184:5.2 (1985.3) Esta sesión del tribunal duró solo media hora, y cuando levantaron la sesión para ir a presentarse ante Pilatos habían redactado la acusación contra Jesús como reo de muerte por tres razones:

184:5.3 (1985.4) 1. Que pervertía a la nación judía, engañaba al pueblo e incitaba a la rebelión.

184:5.4 (1985.5) 2. Que enseñaba al pueblo a negarse a pagar tributo al césar.

184:5.5 (1985.6) 3. Que pretendía ser rey y fundador de un nuevo tipo de reino e incitaba así a la traición contra el emperador.

184:5.6 (1985.7) Todo el procedimiento fue irregular y perfectamente contrario a las leyes judías. No había habido dos testigos que coincidieran en ninguna cuestión salvo los que habían testificado sobre la declaración de Jesús de destruir el templo y levantarlo de nuevo en tres días. E incluso en este punto ningún testigo habló en nombre de la defensa, ni tampoco se pidió a Jesús que explicara lo que había querido decir.

184:5.7 (1985.8) La única acusación que se podría haber sostenido de forma coherente ante el tribunal era la de blasfemia, basada enteramente en el testimonio del propio acusado.
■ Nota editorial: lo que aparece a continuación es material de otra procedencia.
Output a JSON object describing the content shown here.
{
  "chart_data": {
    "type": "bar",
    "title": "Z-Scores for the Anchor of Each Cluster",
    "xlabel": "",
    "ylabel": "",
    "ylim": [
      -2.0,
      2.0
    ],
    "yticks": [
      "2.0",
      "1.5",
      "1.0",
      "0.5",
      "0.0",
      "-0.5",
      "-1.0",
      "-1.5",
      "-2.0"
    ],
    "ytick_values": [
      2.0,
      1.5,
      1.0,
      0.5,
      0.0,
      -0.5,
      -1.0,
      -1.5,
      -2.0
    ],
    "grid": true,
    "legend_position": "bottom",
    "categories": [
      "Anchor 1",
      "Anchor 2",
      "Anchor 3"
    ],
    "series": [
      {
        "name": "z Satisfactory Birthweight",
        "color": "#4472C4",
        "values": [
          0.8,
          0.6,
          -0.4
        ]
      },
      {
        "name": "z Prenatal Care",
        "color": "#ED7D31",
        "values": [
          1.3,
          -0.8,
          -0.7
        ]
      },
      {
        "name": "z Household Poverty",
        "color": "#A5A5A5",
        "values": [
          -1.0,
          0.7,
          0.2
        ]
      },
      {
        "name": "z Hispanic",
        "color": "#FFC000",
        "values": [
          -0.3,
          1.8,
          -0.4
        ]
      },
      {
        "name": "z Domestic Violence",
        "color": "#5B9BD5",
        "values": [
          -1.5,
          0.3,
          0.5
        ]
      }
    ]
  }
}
Pero ni siquiera en este asunto se hizo una votación formal para sentenciar a muerte a Jesús.

184:5.8 (1985.9) Y ahora, para presentarse ante Pilatos, se atrevían a formular en ausencia del acusado tres acusaciones sobre las cuales no había declarado ningún testigo. Esta forma de proceder hizo que tres de los fariseos se retiraran; deseaban la muerte de Jesús, pero no querían formular cargos contra él sin testigos y en su ausencia.

184:5.9 (1986.1) Jesús no volvió a comparecer ante el tribunal del Sanedrín. No querían volver a contemplar su rostro mientras juzgaban su vida inocente. Jesús no supo (como hombre) de qué era acusado oficialmente hasta que lo oyó de labios del propio Pilatos.

184:5.10 (1986.2) Mientras Jesús estaba en la habitación con Juan y los guardias durante la segunda sesión del tribunal, algunas mujeres del palacio del sumo sacerdote se acercaron con sus amigas a ver al extraño prisionero, y una de ellas le preguntó: «¿Eres el Mesías, el Hijo de Dios?». Jesús le contestó: «Si te lo digo no me creerás, y si te lo pregunto no responderás».

184:5.11 (1986.3) A las seis de la mañana Jesús fue conducido ante Pilatos desde la casa de Caifás para que el gobernador romano confirmara la sentencia de muerte que el tribunal del Sanedrín había decretado de manera tan injusta e irregular.